Offbeat French-Canadian drama “Story of Jen” starts off as a promising coming-of-ager until literally losing itself in a wilderness of misguided plot points and overwrought naturalism. Still, writer-director Francois Rotger’s (“The Passenger”) sophomore effort features some strong visuals and a memorable perf by Quebecois actress Laurence Leboeuf, whose turn as a bright-eyed teen suffering from intense growing pains and a miserable rural lifestyle makes her someone to watch. Other portions of this confused co-production are considerably less watchable, spinning a story that will be told primarily on the fest circuit before bowing in Gaul on June 10.
In a roughshod stretch of Canadian woodlands where hunting — both animals and humans — seems to be the only leisure-time activity, 15-year-old Jen (Leboeuf) lives in a prefab homestead with her recently widowed French mother, Sarah (Marina Hands). Through a harrowing flashback, we learn that Jen’s father died after downing a bottle of Jack Daniels and chasing it with a loaded shotgun, leaving his wife and daughter alone with lots of unfriendly neighbors who seem to blame Sarah for the suicide.
While Jen deals with the usual downers of high school life, her stubborn and depressed mom invites a stoical drifter and distant family member, Ian (Tony Ward), to live on their property.
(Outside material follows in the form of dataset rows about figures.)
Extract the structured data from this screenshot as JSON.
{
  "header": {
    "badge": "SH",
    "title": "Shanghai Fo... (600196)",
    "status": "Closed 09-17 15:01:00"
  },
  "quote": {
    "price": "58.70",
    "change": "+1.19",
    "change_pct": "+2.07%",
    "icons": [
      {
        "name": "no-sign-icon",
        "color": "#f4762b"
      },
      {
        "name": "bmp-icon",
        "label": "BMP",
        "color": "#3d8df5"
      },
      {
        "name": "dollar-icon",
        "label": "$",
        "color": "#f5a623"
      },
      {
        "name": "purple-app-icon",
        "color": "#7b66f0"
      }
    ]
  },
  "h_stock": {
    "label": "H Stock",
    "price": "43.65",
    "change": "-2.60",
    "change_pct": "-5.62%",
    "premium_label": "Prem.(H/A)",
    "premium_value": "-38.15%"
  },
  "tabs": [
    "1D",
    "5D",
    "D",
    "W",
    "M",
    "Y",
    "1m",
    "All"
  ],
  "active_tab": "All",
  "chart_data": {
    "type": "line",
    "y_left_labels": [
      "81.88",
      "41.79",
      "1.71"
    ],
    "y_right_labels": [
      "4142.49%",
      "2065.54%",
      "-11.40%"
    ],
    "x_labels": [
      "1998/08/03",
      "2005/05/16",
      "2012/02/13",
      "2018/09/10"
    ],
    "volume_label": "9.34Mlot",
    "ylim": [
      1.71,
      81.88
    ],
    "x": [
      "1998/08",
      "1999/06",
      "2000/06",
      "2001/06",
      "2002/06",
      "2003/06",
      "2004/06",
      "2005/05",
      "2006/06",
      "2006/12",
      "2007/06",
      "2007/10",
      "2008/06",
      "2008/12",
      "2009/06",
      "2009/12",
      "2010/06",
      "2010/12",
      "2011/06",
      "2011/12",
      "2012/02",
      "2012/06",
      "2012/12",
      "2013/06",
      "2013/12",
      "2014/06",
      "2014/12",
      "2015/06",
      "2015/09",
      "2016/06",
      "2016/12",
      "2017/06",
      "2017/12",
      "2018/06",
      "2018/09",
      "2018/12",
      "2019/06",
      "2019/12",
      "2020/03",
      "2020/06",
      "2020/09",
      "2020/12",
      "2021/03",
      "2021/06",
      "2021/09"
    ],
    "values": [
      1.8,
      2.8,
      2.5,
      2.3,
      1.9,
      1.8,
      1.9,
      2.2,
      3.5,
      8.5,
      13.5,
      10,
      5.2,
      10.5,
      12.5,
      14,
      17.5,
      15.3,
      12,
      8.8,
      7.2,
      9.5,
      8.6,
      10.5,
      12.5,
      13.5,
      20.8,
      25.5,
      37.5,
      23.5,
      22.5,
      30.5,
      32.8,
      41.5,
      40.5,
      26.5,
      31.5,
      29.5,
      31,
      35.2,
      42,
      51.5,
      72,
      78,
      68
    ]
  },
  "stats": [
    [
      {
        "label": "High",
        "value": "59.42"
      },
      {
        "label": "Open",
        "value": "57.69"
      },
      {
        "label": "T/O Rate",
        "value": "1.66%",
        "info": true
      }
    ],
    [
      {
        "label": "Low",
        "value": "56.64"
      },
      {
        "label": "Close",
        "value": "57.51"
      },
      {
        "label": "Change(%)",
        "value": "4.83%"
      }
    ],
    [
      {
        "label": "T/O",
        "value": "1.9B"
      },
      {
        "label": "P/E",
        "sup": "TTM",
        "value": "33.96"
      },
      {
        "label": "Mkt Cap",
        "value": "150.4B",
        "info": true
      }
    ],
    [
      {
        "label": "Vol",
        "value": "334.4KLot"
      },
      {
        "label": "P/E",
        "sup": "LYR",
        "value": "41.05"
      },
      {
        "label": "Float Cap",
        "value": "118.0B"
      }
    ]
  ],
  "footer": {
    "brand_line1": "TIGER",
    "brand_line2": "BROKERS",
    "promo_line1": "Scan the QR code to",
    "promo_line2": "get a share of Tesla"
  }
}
For reasons unknown except perhaps to teenagers and overreaching filmmakers, Jen falls for the much older Ian, and their animal attraction (illustrated by lots of scenes with horses) takes a turn for the worse, resulting in a manhunt that has the pic traveling to parts unknown, and perhaps better left unexplored.
Rotger — a fashion and portrait photographer whose previous feature offered a similar blend of esoteric plotting and disturbing sexual relationships — relies too heavily on his own imagination to tell a story he then tries to ground in a kind of backwoods realism. If Jen is endearing as an adolescent yearning for adulthood, the near-mute Ian remains incomprehensible, and the fact that he becomes the film’s principal focus in the latter half ruins any chances of understanding what the director is attempting.
The helmer does extract a great performance from Leboeuf, whose expressive, elfin looks and smooth handling of English and French-language dialogues give Jen an authenticity that the other protags lack. Hands (“Lady Chatterley”), who usually puts plenty into her roles, can’t seem to wrap herself around Sarah’s various tantrums, while Tony Ward’s Ian is physically unsettling but otherwise unanimated.
Quebec landscapes are aptly captured by d.p. George Lechaptois (“Twentynine Palms”); Valerie Massadian’s (“Eat, for This Is My Body”) production design makes the interiors look like places you’d never want to visit.